5 NOVEMBER 1988, Page 27

Job lot for Giro

TURN out the merchant banks, bring on the auctioneers — now that we are at the odds and ends stage of privatisation it is time for the principle of the job lot. That is how country sales work. The way to get rid of an imperfect set of croquet hoops is to throw them in with a wasp gun and a lawnmower, so that the bidder who wants one must make an offer for all. Now then, ladies and gentlemen, lot 46 — the Giro- bank, four mixed Ordnance factories and the Settle and Carlisle Railway what am I bid? I am sorry to find Schroders desper- ately trying to raise bids off the wall for the Girobank.
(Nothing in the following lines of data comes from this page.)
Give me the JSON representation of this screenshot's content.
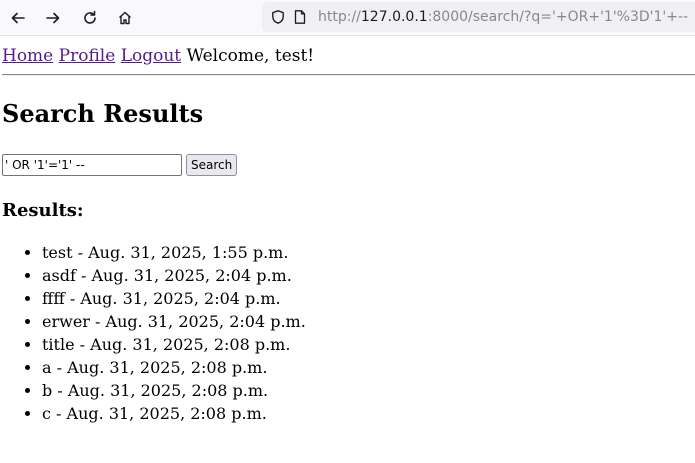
{
  "browser": {
    "url_prefix": "http://",
    "url_host": "127.0.0.1",
    "url_rest": ":8000/search/?q='+OR+'1'%3D'1'+--"
  },
  "nav": {
    "home": "Home",
    "profile": "Profile",
    "logout": "Logout",
    "welcome": "Welcome, test!"
  },
  "page_title": "Search Results",
  "search": {
    "value": "' OR '1'='1' --",
    "button_label": "Search"
  },
  "results_heading": "Results:",
  "results": [
    "test - Aug. 31, 2025, 1:55 p.m.",
    "asdf - Aug. 31, 2025, 2:04 p.m.",
    "ffff - Aug. 31, 2025, 2:04 p.m.",
    "erwer - Aug. 31, 2025, 2:04 p.m.",
    "title - Aug. 31, 2025, 2:08 p.m.",
    "a - Aug. 31, 2025, 2:08 p.m.",
    "b - Aug. 31, 2025, 2:08 p.m.",
    "c - Aug. 31, 2025, 2:08 p.m."
  ]
}
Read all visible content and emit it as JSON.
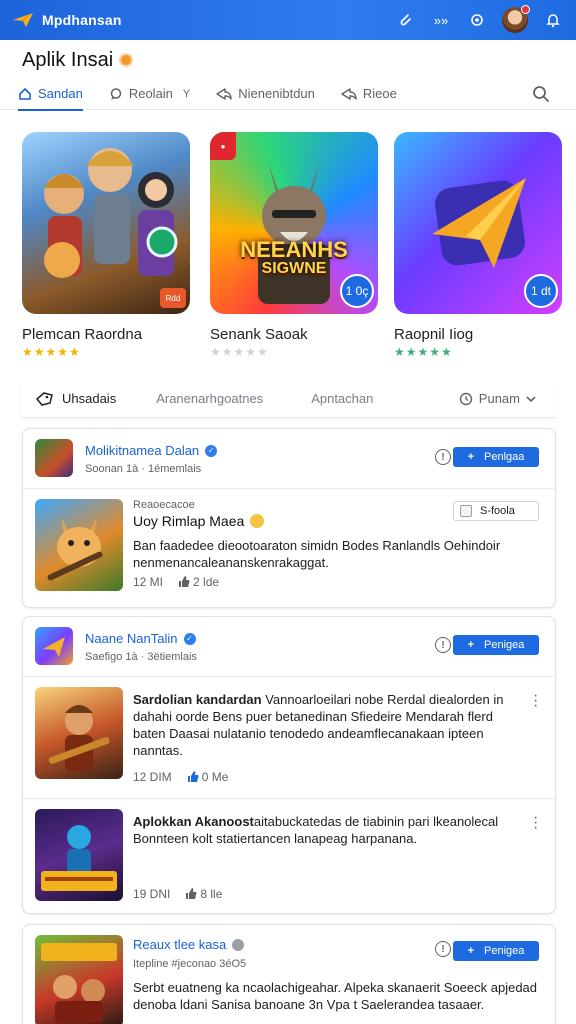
{
  "appbar": {
    "brand": "Mpdhansan",
    "icons": [
      "logo-icon",
      "attach-icon",
      "broadcast-icon",
      "settings-gear-icon",
      "avatar",
      "bell-icon"
    ],
    "accent": "#1e63d9",
    "icon_text": "»»"
  },
  "page": {
    "title": "Aplik Insai"
  },
  "tabs": [
    {
      "label": "Sandan",
      "active": true
    },
    {
      "label": "Reolain",
      "has_caret": true,
      "caret": "Y"
    },
    {
      "label": "Nienenibtdun"
    },
    {
      "label": "Rieoe"
    }
  ],
  "featured": [
    {
      "name": "Plemcan Raordna",
      "stars": "★★★★★",
      "badge": "Rdd"
    },
    {
      "name": "Senank Saoak",
      "stars": "★★★★★",
      "art_line1": "NEEANHS",
      "art_line2": "SIGWNE",
      "badge": "1 0ç"
    },
    {
      "name": "Raopnil Iiog",
      "stars": "★★★★★",
      "badge": "1 dt"
    }
  ],
  "filterbar": {
    "item1": "Uhsadais",
    "item2": "Aranenarhgoatnes",
    "item3": "Apntachan",
    "sort_label": "Punam"
  },
  "cards": [
    {
      "name": "Molikitnamea Dalan",
      "meta": "Soonan 1à · 1émemlais",
      "follow_label": "Penlgaa",
      "posts": [
        {
          "tagline": "Reaoecacoe",
          "title": "Uoy Rimlap Maea",
          "check_label": "S-foola",
          "text": "Ban faadedee dieootoaraton simidn Bodes Ranlandls Oehindoir nenmenancaleananskenrakaggat.",
          "views": "12 MI",
          "likes": "2 lde"
        }
      ]
    },
    {
      "name": "Naane NanTalin",
      "meta": "Saefigo 1à · 3ëtiemlais",
      "follow_label": "Penigea",
      "posts": [
        {
          "lead": "Sardolian kandardan",
          "text": " Vannoarloeilari nobe Rerdal diealorden in dahahi oorde Bens puer betanedinan Sfiedeire Mendarah flerd baten Daasai nulatanio tenodedo andeamflecanakaan ipteen nanntas.",
          "views": "12 DIM",
          "likes": "0 Me"
        },
        {
          "lead": "Aplokkan Akanoost",
          "text": "aitabuckatedas de tiabinin pari lkeanolecal Bonnteen kolt statiertancen lanapeag harpanana.",
          "views": "19 DNI",
          "likes": "8 lle"
        }
      ]
    },
    {
      "name": "Reaux tlee kasa",
      "meta": "Itepline #jeconao 3éO5",
      "follow_label": "Penigea",
      "posts": [
        {
          "text": "Serbt euatneng ka ncaolachigeahar. Alpeka skanaerit Soeeck apjedad denoba ldani Sanisa banoane 3n Vpa t Saelerandea tasaaer."
        }
      ]
    }
  ]
}
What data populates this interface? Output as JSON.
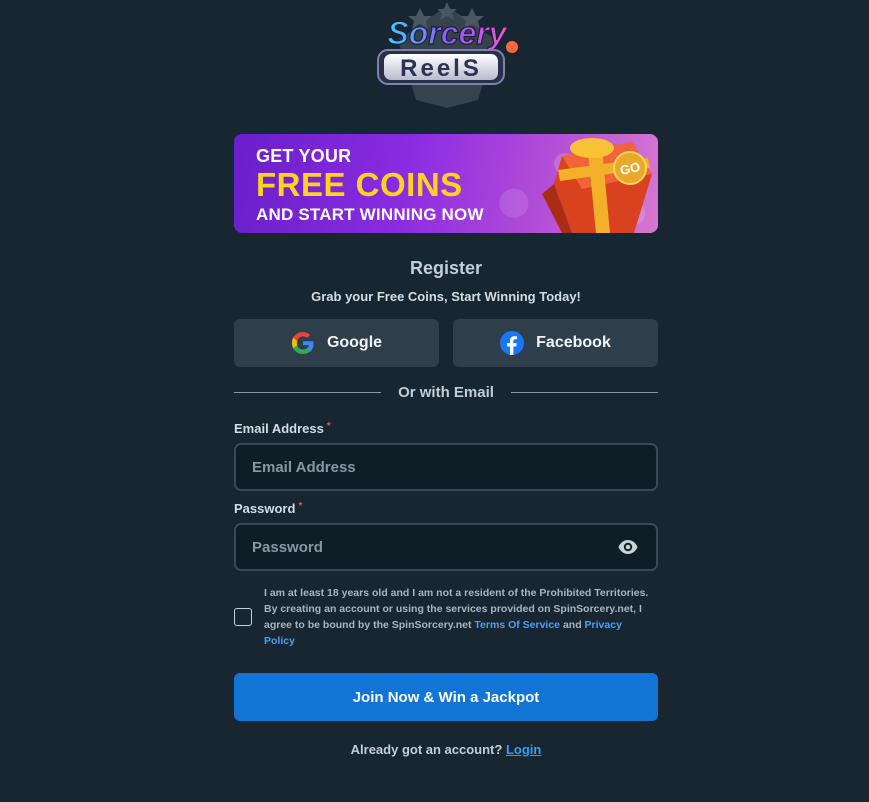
{
  "brand": {
    "logo_top": "Sorcery",
    "logo_bottom": "ReelS",
    "colors": {
      "primary_button": "#1274d4",
      "background": "#172630",
      "link": "#3a9bf0"
    }
  },
  "banner": {
    "line1": "GET YOUR",
    "line2": "FREE COINS",
    "line3": "AND START WINNING NOW",
    "badge": "GO"
  },
  "register": {
    "title": "Register",
    "subtitle": "Grab your Free Coins, Start Winning Today!"
  },
  "social": {
    "google_label": "Google",
    "google_icon": "google-icon",
    "facebook_label": "Facebook",
    "facebook_icon": "facebook-icon"
  },
  "divider_text": "Or with Email",
  "form": {
    "email_label": "Email Address",
    "email_required": "*",
    "email_placeholder": "Email Address",
    "password_label": "Password",
    "password_required": "*",
    "password_placeholder": "Password",
    "terms_text": "I am at least 18 years old and I am not a resident of the Prohibited Territories. By creating an account or using the services provided on SpinSorcery.net, I agree to be bound by the SpinSorcery.net ",
    "terms_link": "Terms Of Service",
    "terms_and": " and ",
    "privacy_link": "Privacy Policy",
    "submit_label": "Join Now & Win a Jackpot"
  },
  "footer": {
    "question": "Already got an account? ",
    "login_link": "Login"
  }
}
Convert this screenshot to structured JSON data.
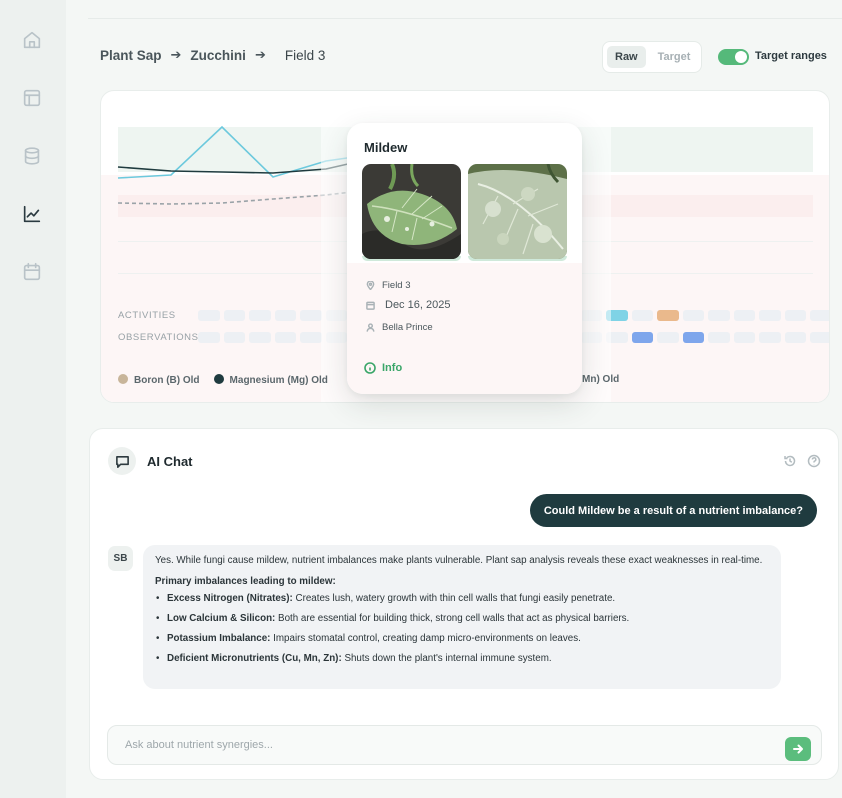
{
  "sidebar": {
    "items": [
      {
        "icon": "home-icon"
      },
      {
        "icon": "layout-icon"
      },
      {
        "icon": "database-icon"
      },
      {
        "icon": "chart-icon"
      },
      {
        "icon": "calendar-icon"
      }
    ],
    "active_index": 3
  },
  "breadcrumb": {
    "items": [
      "Plant Sap",
      "Zucchini",
      "Field 3"
    ],
    "separator": "➔"
  },
  "view_toggle": {
    "options": [
      "Raw",
      "Target"
    ],
    "selected": "Raw"
  },
  "target_ranges": {
    "label": "Target ranges",
    "enabled": true
  },
  "chart": {
    "row_labels": [
      "ACTIVITIES",
      "OBSERVATIONS"
    ],
    "legend": [
      {
        "name": "Boron (B) Old",
        "color": "#c8b59a"
      },
      {
        "name": "Magnesium (Mg) Old",
        "color": "#1f3b3f"
      }
    ],
    "legend_tail": "Mn) Old",
    "colors": {
      "series_cyan": "#6cc9dd",
      "series_dark": "#1f3b3f",
      "series_dashed": "#9aa3a8",
      "activity_cyan": "#7fd3e6",
      "activity_orange": "#eab98c",
      "observation_blue": "#7ea6ec"
    }
  },
  "popup": {
    "title": "Mildew",
    "location": "Field 3",
    "date": "Dec 16, 2025",
    "person": "Bella Prince",
    "info_label": "Info"
  },
  "chat": {
    "title": "AI Chat",
    "user_message": "Could Mildew be a result of a nutrient imbalance?",
    "avatar": "SB",
    "reply_intro": "Yes. While fungi cause mildew, nutrient imbalances make plants vulnerable. Plant sap analysis reveals these exact weaknesses in real-time.",
    "reply_heading": "Primary imbalances leading to mildew:",
    "reply_points": [
      {
        "title": "Excess Nitrogen (Nitrates):",
        "text": " Creates lush, watery growth with thin cell walls that fungi easily penetrate."
      },
      {
        "title": "Low Calcium & Silicon:",
        "text": " Both are essential for building thick, strong cell walls that act as physical barriers."
      },
      {
        "title": "Potassium Imbalance:",
        "text": " Impairs stomatal control, creating damp micro-environments on leaves."
      },
      {
        "title": "Deficient Micronutrients (Cu, Mn, Zn):",
        "text": " Shuts down the plant's internal immune system."
      }
    ],
    "input_placeholder": "Ask about nutrient synergies...",
    "brand_green": "#5bbd7d"
  }
}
Of course it needs money to put into it. That is one reason why its manage- ment wants to get it out of the Post Office, so that it can disentangle its financial needs from those of the public sector. If the sellers now have to think again, I recom- mend my plan for Patel power — selling Girobank to its retailers, anything up to 18,000 sub post-offices who could offer a banking service early and late, on Satur- days and Sundays, while cross-selling other services which would range from The Spectator to a packet of bacon and onion crisps. But perhaps some consortium of gricers (generic term for railway maniacs) will buy it as part of the job lot, and find that its Bootle computer is banking's equivalent of the Ribblehead viaduct.